Eine echte und solidarische Verbesserung der Gemeindefinanzen ist für den Erhalt der verfassungsrechtlich festgeschriebenen kommunalen Selbstverwaltung unverzichtbar. Diese Reform kann nur von den Bundesländern mit Unterstützung des Bundes umgesetzt werden. Wir fordern sie ein, denn sie ist dringend notwendig“, lautet die gemeinsame Forderung sozialdemokratischer Abgeordneter aus nordrhein-westfälischen Großstädten, die sich am Rande des Städtetages in Bochum trafen. „ie dramatische Finanzsituation Remscheids ist bei der Landesregierung immer noch nicht angekommen. Nach Berechnung der jüngsten Steuerschätzung werden auch die Städte von einem dramatischen Rückgang der Einnahmen betroffen sein. Remscheid wird voraussichtlich bereits 2012 sein Eigenkapital aufgebraucht und unter den Vorgaben des neuen Leitfadens des Innenministers zur Haushaltssicherung zu ‚leiden’ haben“, betont SPD-Fraktionsvorsitzender Hans Peter Meinecke. „Wir haben uns in Bochum darauf verständigt, die Forderung nach der Verbesserung der Gemeindefinanzen noch stärker zum Thema der politischen Diskussionen in unseren Städten zu machen“, so Fraktionsgeschäftsführer Martin Brink weiter.Die SPD wird für ein breites Bündnis in Remscheid werben, damit die vorauszusehenden Kürzungen und Einsparungen grundsätzlich nur dann von der Stadt und der Bevölkerung mitgetragen werden können, wenn nicht gleichzeitig durch eine Reform der Gemeindefinanzen Remscheid eine echte Perspektive erhält.
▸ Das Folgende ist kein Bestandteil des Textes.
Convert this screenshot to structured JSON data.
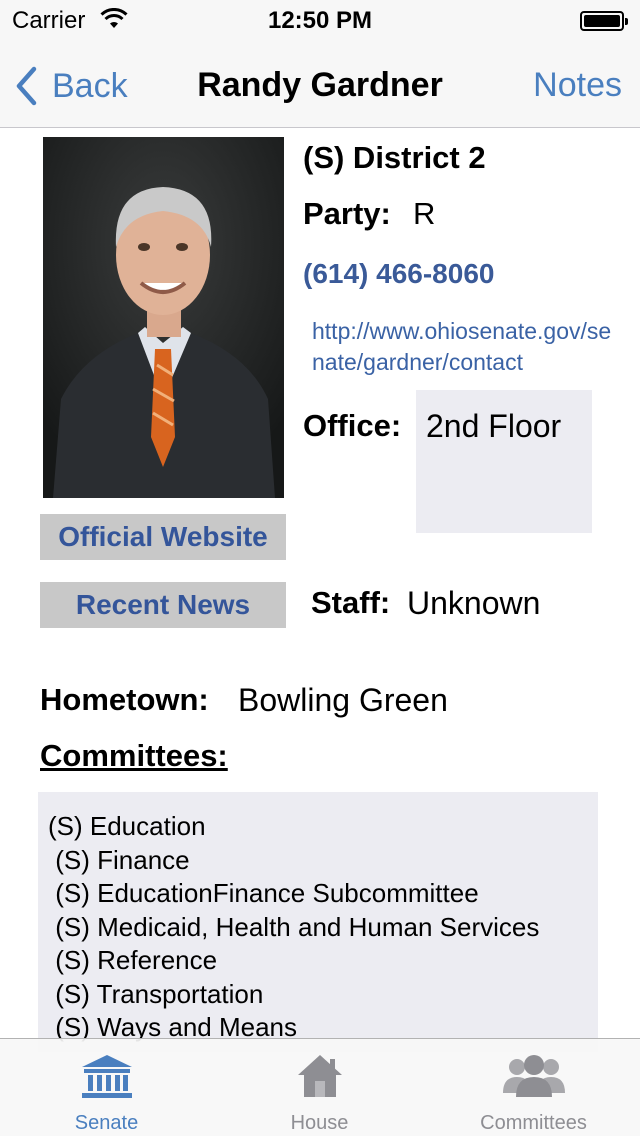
{
  "status_bar": {
    "carrier": "Carrier",
    "time": "12:50 PM"
  },
  "nav": {
    "back_label": "Back",
    "title": "Randy Gardner",
    "right_label": "Notes"
  },
  "profile": {
    "district": "(S) District 2",
    "party_label": "Party:",
    "party_value": "R",
    "phone": "(614) 466-8060",
    "contact_url": "http://www.ohiosenate.gov/senate/gardner/contact",
    "office_label": "Office:",
    "office_value": "2nd Floor",
    "staff_label": "Staff:",
    "staff_value": "Unknown",
    "hometown_label": "Hometown:",
    "hometown_value": "Bowling Green",
    "committees_label": "Committees:",
    "committees_text": "(S) Education\n (S) Finance\n (S) EducationFinance Subcommittee\n (S) Medicaid, Health and Human Services\n (S) Reference\n (S) Transportation\n (S) Ways and Means"
  },
  "buttons": {
    "official_website": "Official Website",
    "recent_news": "Recent News"
  },
  "tabs": [
    {
      "label": "Senate",
      "icon": "senate-building-icon",
      "active": true
    },
    {
      "label": "House",
      "icon": "house-icon",
      "active": false
    },
    {
      "label": "Committees",
      "icon": "people-group-icon",
      "active": false
    }
  ],
  "colors": {
    "accent": "#4a7fbf",
    "link": "#3a5a98",
    "button_bg": "#c8c8c8",
    "box_bg": "#ececf2"
  }
}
Wie die bisherigen Gutachten festgestellt haben, kann Remscheid dies aus eigener Kraft nicht schaffen. (Fraktionsgeschäftsführer Martin Brink)

Christoph Humpert am :

Also erstmal sollte der Beitrag nicht lauten: "Millionen-Defizit begrenzt Handlungsspielraum, sondern: "Millionen-Defizit beendet Handlungsspielraum". Zweitens: Ich finde es sehr gut, dass die SPD dieses Thema weiter in die Öffentlichkeit trägt. Drittens: Die Gutachten haben festgestellt, dass Remscheid es nicht alleine schaffen kann, aber die Gutachten haben eben auch festgestellt, dass erhebliche Einsparungspotenziale bestehen. Ich erspare mir die Aufzählung einzelner Potenziale und warte auf den Tag, an dem Frau Schütte die ersten Rödl-Vorschläge umsetzt, die seinerzeit abgelehnt wurden - und das teilweise mit echt komischen Begründungen. Z.B. hatte Rödl damals vorgeschlagen, dass die Aufgaben der Wahlkampfteams zukünftig duch die Beamtenanwärter wahrgenommen werden sollen und nicht durch Fremde. Ich glaube da ging es so um ca. 12.000 Euro pro Wahl. Bei drei Wahlen dieses Jahr macht das schöne 36.000 Euro. Vielleicht stimmen die Werte nicht genau, aber es zeigt einfach den Verschwendungsdrang der Verwaltung. Übrigens könnte man mit 36.000 Euro die Beamtenanwärtervergütung eines angehenden Dipl. Verwaltungswirts für die komplette Ausbildung zahlen oder z.B. ein Jahr lang sieben studentische Praktikanten auf 400 Euro Basis an einem Konzept kommunale Zusammenarbeit mit Wuppertal und Solingen schreiben lassen, ect.! Viertens: Werdet endlich konkreter. Wie stellt sich denn Herr Meinecke die Einsparungen bei der Kommune vor, und wie stellt er sich eine Reform der Gemeindefinanzen vor? Seit langem alles nur blabla.